A reinforcement learning based algorithm for personalization of digital, just-in-time, adaptive interventions


Gönül S., Namlı T., Coşar A. , TOROSLU İ. H.

Artificial Intelligence in Medicine, vol.115, 2021 (Journal Indexed in SCI) identifier identifier identifier

  • Publication Type: Article / Article
  • Volume: 115
  • Publication Date: 2021
  • Doi Number: 10.1016/j.artmed.2021.102062
  • Title of Journal : Artificial Intelligence in Medicine
  • Keywords: Reinforcement learning, Intervention delivery optimization, Just-in-time adaptive interventions, Personalized health interventions, Personalized interventions, BEHAVIOR, MODELS

Abstract

© 2021 Elsevier B.V.Suboptimal health related behaviors and habits; and resulting chronic diseases are responsible for majority of deaths globally.
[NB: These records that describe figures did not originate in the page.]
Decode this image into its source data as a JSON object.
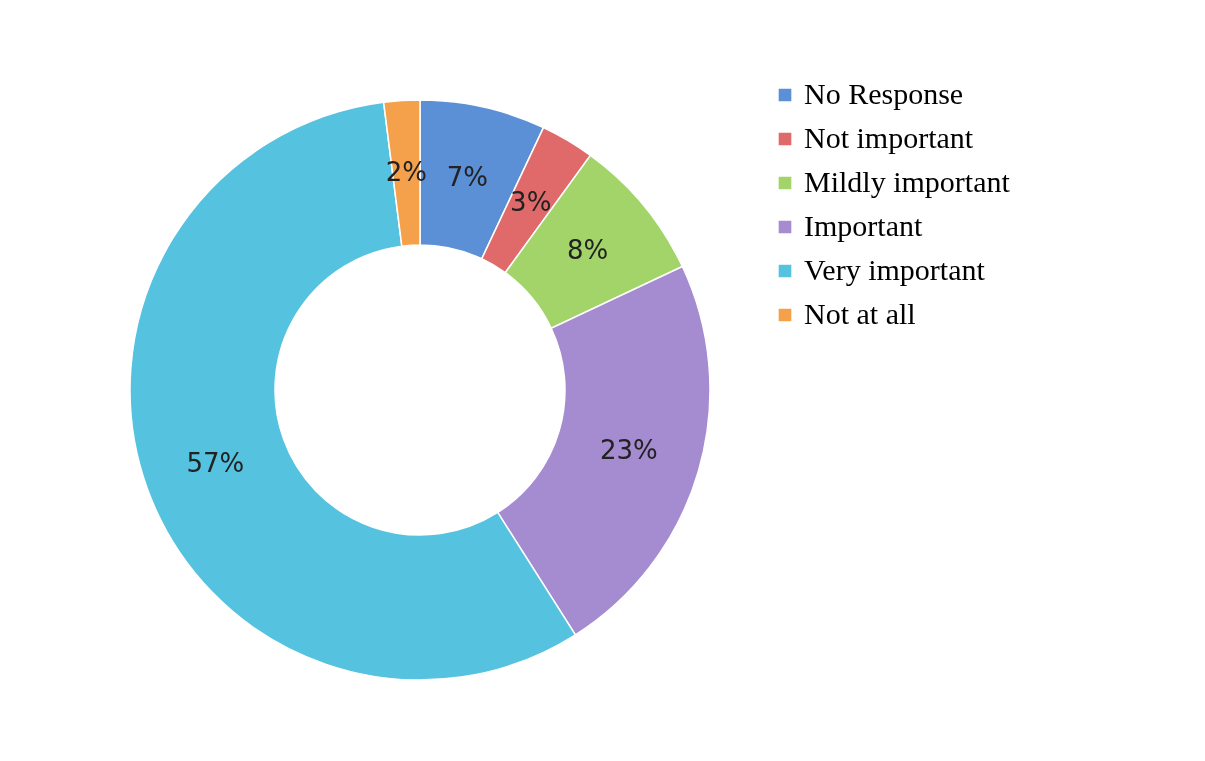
{
  "chart_data": {
    "type": "donut",
    "categories": [
      "No Response",
      "Not important",
      "Mildly important",
      "Important",
      "Very important",
      "Not at all"
    ],
    "values": [
      7,
      3,
      8,
      23,
      57,
      2
    ],
    "colors": [
      "#5b8fd6",
      "#e06a6a",
      "#a3d46a",
      "#a58bd0",
      "#55c3df",
      "#f5a04a"
    ],
    "value_labels": [
      "7%",
      "3%",
      "8%",
      "23%",
      "57%",
      "2%"
    ],
    "legend": "right"
  }
}
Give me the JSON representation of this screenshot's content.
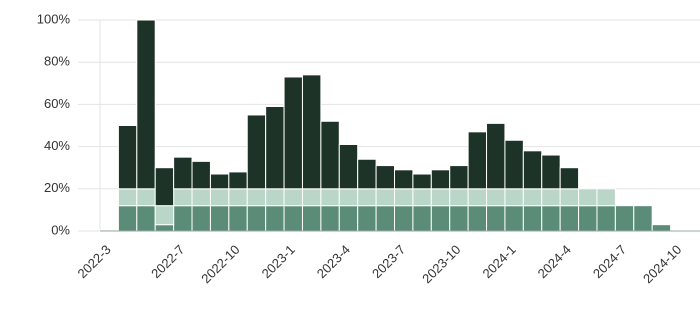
{
  "chart_data": {
    "type": "stacked_bar",
    "categories": [
      "2022-3",
      null,
      null,
      null,
      "2022-7",
      null,
      null,
      "2022-10",
      null,
      null,
      "2023-1",
      null,
      null,
      "2023-4",
      null,
      null,
      "2023-7",
      null,
      null,
      "2023-10",
      null,
      null,
      "2024-1",
      null,
      null,
      "2024-4",
      null,
      null,
      "2024-7",
      null,
      null,
      "2024-10"
    ],
    "series": [
      {
        "color": "#5b8c78",
        "values": [
          0.5,
          12,
          12,
          3,
          12,
          12,
          12,
          12,
          12,
          12,
          12,
          12,
          12,
          12,
          12,
          12,
          12,
          12,
          12,
          12,
          12,
          12,
          12,
          12,
          12,
          12,
          12,
          12,
          12,
          12,
          3,
          0
        ]
      },
      {
        "color": "#b9d6c8",
        "values": [
          0,
          8,
          8,
          9,
          8,
          8,
          8,
          8,
          8,
          8,
          8,
          8,
          8,
          8,
          8,
          8,
          8,
          8,
          8,
          8,
          8,
          8,
          8,
          8,
          8,
          8,
          8,
          8,
          0,
          0,
          0,
          0
        ]
      },
      {
        "color": "#1e3328",
        "values": [
          0,
          30,
          80,
          18,
          15,
          13,
          7,
          8,
          35,
          39,
          53,
          54,
          32,
          21,
          14,
          11,
          9,
          7,
          9,
          11,
          27,
          31,
          23,
          18,
          16,
          10,
          0,
          0,
          0,
          0,
          0,
          0
        ]
      }
    ],
    "ylim": [
      0,
      100
    ],
    "yticks": [
      {
        "value": 0,
        "label": "0%"
      },
      {
        "value": 20,
        "label": "20%"
      },
      {
        "value": 40,
        "label": "40%"
      },
      {
        "value": 60,
        "label": "60%"
      },
      {
        "value": 80,
        "label": "80%"
      },
      {
        "value": 100,
        "label": "100%"
      }
    ],
    "grid": true
  }
}
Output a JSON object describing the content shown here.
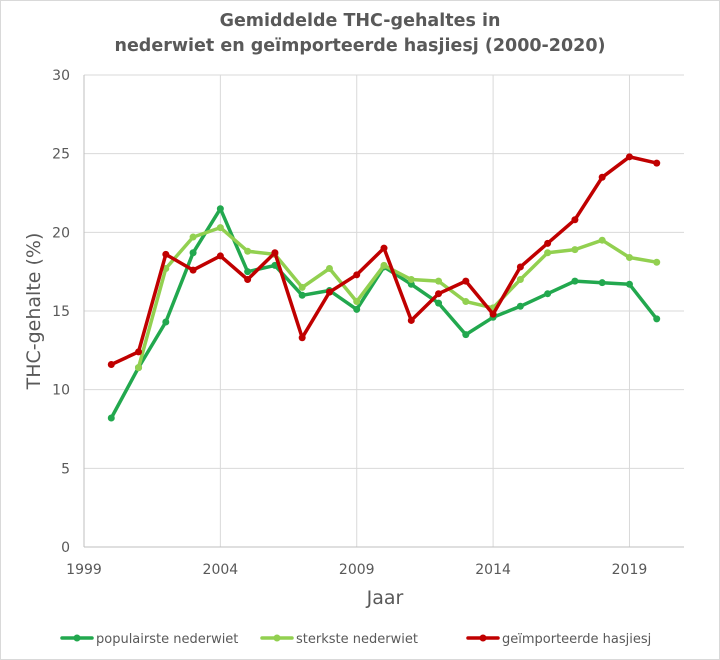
{
  "chart_data": {
    "type": "line",
    "title": [
      "Gemiddelde THC-gehaltes in",
      "nederwiet en geïmporteerde hasjiesj (2000-2020)"
    ],
    "xlabel": "Jaar",
    "ylabel": "THC-gehalte (%)",
    "xlim": [
      1999,
      2021
    ],
    "ylim": [
      0,
      30
    ],
    "xticks": [
      1999,
      2004,
      2009,
      2014,
      2019
    ],
    "yticks": [
      0,
      5,
      10,
      15,
      20,
      25,
      30
    ],
    "grid": true,
    "legend_position": "bottom",
    "x": [
      2000,
      2001,
      2002,
      2003,
      2004,
      2005,
      2006,
      2007,
      2008,
      2009,
      2010,
      2011,
      2012,
      2013,
      2014,
      2015,
      2016,
      2017,
      2018,
      2019,
      2020
    ],
    "series": [
      {
        "name": "populairste nederwiet",
        "color": "#22a84e",
        "values": [
          8.2,
          11.4,
          14.3,
          18.7,
          21.5,
          17.5,
          17.9,
          16.0,
          16.3,
          15.1,
          17.8,
          16.7,
          15.5,
          13.5,
          14.6,
          15.3,
          16.1,
          16.9,
          16.8,
          16.7,
          14.5
        ]
      },
      {
        "name": "sterkste nederwiet",
        "color": "#92d050",
        "values": [
          null,
          11.4,
          17.7,
          19.7,
          20.3,
          18.8,
          18.6,
          16.5,
          17.7,
          15.6,
          17.9,
          17.0,
          16.9,
          15.6,
          15.2,
          17.0,
          18.7,
          18.9,
          19.5,
          18.4,
          18.1
        ]
      },
      {
        "name": "geïmporteerde hasjiesj",
        "color": "#c00000",
        "values": [
          11.6,
          12.4,
          18.6,
          17.6,
          18.5,
          17.0,
          18.7,
          13.3,
          16.2,
          17.3,
          19.0,
          14.4,
          16.1,
          16.9,
          14.8,
          17.8,
          19.3,
          20.8,
          23.5,
          24.8,
          24.4
        ]
      }
    ]
  }
}
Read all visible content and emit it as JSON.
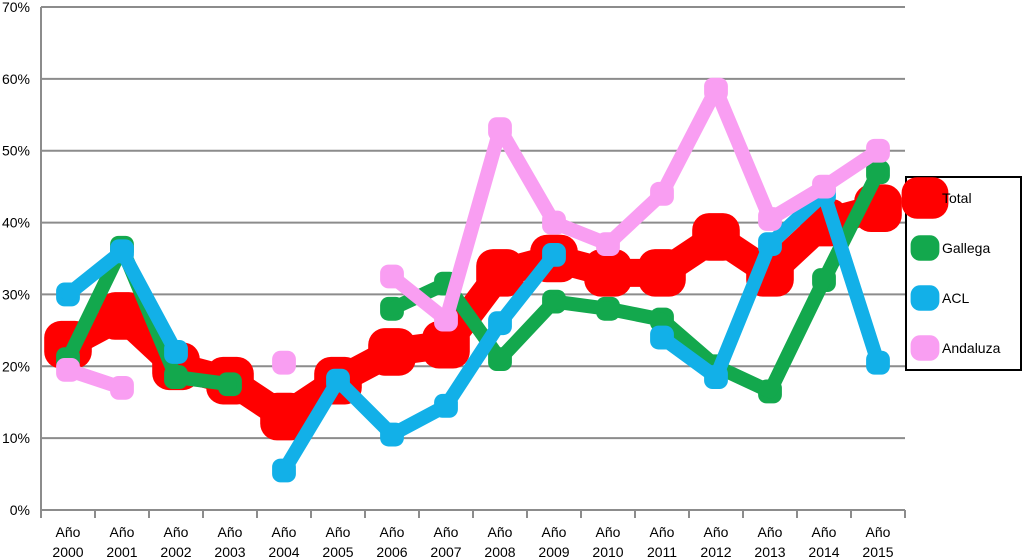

Studies show that providing personalized support to patients yield improved results by preventing and/or timely treatment of these problems. Digital, just-in-time and adaptive interventions are mobile phone-based notifications that are being utilized to support people wherever and whenever necessary in coping with their health problems. In this research, we propose a reinforcement learning-based mechanism to personalize interventions in terms of timing, frequency and preferred type(s). We simultaneously employ two reinforcement learning models, namely intervention-selection and opportune-moment-identification; capturing and exploiting changes in people's long-term and momentary contexts respectively. While the intervention-selection model adapts the intervention delivery with respect to type and frequency, the opportune-moment-identification model tries to find the most opportune moments to deliver interventions throughout a day. We propose two accelerator techniques over the standard reinforcement learning algorithms to boost learning performance. First, we propose a customized version of eligibility traces for rewarding past actions throughout an agent's trajectory. Second, we utilize the transfer learning method to reuse knowledge across multiple learning environments. We validate the proposed approach in a simulated experiment where we simulate four personas differing in their daily activities, preferences on specific intervention types and attitudes towards the targeted behavior. Our experiments show that the proposed approach yields better results compared to the standard reinforcement learning algorithms and successfully capture the simulated variations associated with the personas.